A simple wrapper to run inference.

  1. Initialize algorithm via initialize.
  2. (Optional) Build a TensorFlow summary writer for TensorBoard.
  3. (Optional) Initialize TensorFlow variables.
  4. (Optional) Start queue runners.
  5. Run update for self.n_iter iterations.
  6. While running, print_progress.
  7. Finalize algorithm via finalize.
  8. (Optional) Stop queue runners.

To customize the way inference is run, run these steps individually.

Args:

  • variables: list. A list of TensorFlow variables to initialize during inference. Default is to initialize all variables (this includes reinitializing variables that were already initialized). To avoid initializing any variables, pass in an empty list.
  • use_coordinator: bool. Whether to start and stop queue runners during inference using a TensorFlow coordinator. For example, queue runners are necessary for batch training with file readers. *args, **kwargs: Passed into initialize.

update

update(feed_dict=None)

Run one iteration of sampling.

Args:

  • feed_dict: dict. Feed dictionary for a TensorFlow session run.

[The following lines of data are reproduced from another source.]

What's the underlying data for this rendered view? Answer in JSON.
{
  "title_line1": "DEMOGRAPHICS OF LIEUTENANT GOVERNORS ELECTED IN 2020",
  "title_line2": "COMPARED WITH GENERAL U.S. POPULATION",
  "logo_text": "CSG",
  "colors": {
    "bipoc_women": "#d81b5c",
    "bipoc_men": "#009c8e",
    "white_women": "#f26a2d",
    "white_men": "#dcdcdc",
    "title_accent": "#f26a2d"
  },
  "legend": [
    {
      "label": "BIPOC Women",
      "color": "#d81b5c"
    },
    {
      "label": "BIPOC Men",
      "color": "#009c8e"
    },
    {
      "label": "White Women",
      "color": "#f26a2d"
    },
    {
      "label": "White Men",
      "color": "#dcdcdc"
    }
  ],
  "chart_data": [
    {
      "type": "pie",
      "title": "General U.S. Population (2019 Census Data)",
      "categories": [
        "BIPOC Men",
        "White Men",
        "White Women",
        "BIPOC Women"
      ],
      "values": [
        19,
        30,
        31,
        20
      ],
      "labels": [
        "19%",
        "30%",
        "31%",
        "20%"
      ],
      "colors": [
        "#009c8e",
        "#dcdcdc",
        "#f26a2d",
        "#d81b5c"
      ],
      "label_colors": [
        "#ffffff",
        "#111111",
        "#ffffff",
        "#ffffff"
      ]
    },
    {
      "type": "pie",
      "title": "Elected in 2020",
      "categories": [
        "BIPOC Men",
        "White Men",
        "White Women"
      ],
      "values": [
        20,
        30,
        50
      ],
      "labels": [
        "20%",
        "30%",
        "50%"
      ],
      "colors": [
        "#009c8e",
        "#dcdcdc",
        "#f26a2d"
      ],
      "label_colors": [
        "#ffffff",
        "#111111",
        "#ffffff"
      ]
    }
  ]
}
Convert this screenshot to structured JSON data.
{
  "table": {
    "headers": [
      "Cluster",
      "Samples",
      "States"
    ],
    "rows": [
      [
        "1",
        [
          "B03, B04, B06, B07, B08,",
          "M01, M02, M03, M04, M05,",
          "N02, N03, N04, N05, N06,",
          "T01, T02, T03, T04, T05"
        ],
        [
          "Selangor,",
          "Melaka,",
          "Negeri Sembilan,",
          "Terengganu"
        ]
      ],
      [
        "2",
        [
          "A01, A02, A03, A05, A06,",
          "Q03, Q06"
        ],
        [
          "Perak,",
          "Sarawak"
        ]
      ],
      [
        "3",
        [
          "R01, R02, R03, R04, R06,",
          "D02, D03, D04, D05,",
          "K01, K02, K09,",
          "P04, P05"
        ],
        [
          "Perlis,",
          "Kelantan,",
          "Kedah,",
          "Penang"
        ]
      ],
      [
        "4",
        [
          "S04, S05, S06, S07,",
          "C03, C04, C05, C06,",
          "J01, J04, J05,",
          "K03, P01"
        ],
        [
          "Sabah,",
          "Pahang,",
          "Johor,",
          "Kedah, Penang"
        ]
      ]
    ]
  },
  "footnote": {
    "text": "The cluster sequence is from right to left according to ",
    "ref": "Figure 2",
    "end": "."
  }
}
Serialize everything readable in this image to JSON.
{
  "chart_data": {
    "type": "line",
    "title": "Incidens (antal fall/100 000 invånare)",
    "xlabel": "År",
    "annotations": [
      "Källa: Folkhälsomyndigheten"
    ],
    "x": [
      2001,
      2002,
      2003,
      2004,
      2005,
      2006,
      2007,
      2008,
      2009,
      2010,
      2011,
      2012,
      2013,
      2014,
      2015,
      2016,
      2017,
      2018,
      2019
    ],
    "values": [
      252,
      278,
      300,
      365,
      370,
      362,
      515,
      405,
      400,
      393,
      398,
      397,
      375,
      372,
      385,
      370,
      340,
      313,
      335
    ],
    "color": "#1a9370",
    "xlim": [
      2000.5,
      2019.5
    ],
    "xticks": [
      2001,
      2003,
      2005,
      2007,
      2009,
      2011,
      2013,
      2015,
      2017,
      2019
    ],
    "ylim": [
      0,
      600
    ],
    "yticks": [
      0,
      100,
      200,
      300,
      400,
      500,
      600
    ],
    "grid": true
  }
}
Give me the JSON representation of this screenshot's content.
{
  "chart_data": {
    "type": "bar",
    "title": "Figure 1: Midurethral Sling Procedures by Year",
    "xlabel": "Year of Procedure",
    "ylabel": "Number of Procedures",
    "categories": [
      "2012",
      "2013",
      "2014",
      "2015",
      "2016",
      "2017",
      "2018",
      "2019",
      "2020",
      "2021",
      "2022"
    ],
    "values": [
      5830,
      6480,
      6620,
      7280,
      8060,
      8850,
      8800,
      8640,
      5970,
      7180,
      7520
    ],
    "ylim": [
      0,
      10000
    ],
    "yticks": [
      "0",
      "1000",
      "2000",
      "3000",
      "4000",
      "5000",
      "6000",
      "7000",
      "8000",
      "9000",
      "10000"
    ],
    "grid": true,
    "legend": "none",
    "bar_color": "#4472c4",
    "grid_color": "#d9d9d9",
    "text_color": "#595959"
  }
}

It is used to feed placeholders that are not fed during initialization.

Returns:

dict. Dictionary of algorithm-specific information. In this case, the acceptance rate of samples since (and including) this iteration.

Notes

We run the increment of t separately from other ops. Whether the others op run with the t before incrementing or after incrementing depends on which is run faster in the TensorFlow graph. Running it separately forces a consistent behavior.

Hastings, W. K. (1970). Monte Carlo sampling methods using Markov chains and their applications. Biometrika, 57(1), 97–109.

Metropolis, N., Rosenbluth, A. W., Rosenbluth, M. N., Teller, A. H., & Teller, E. (1953). Equation of state calculations by fast computing machines. The Journal of Chemical Physics, 21(6), 1087–1092.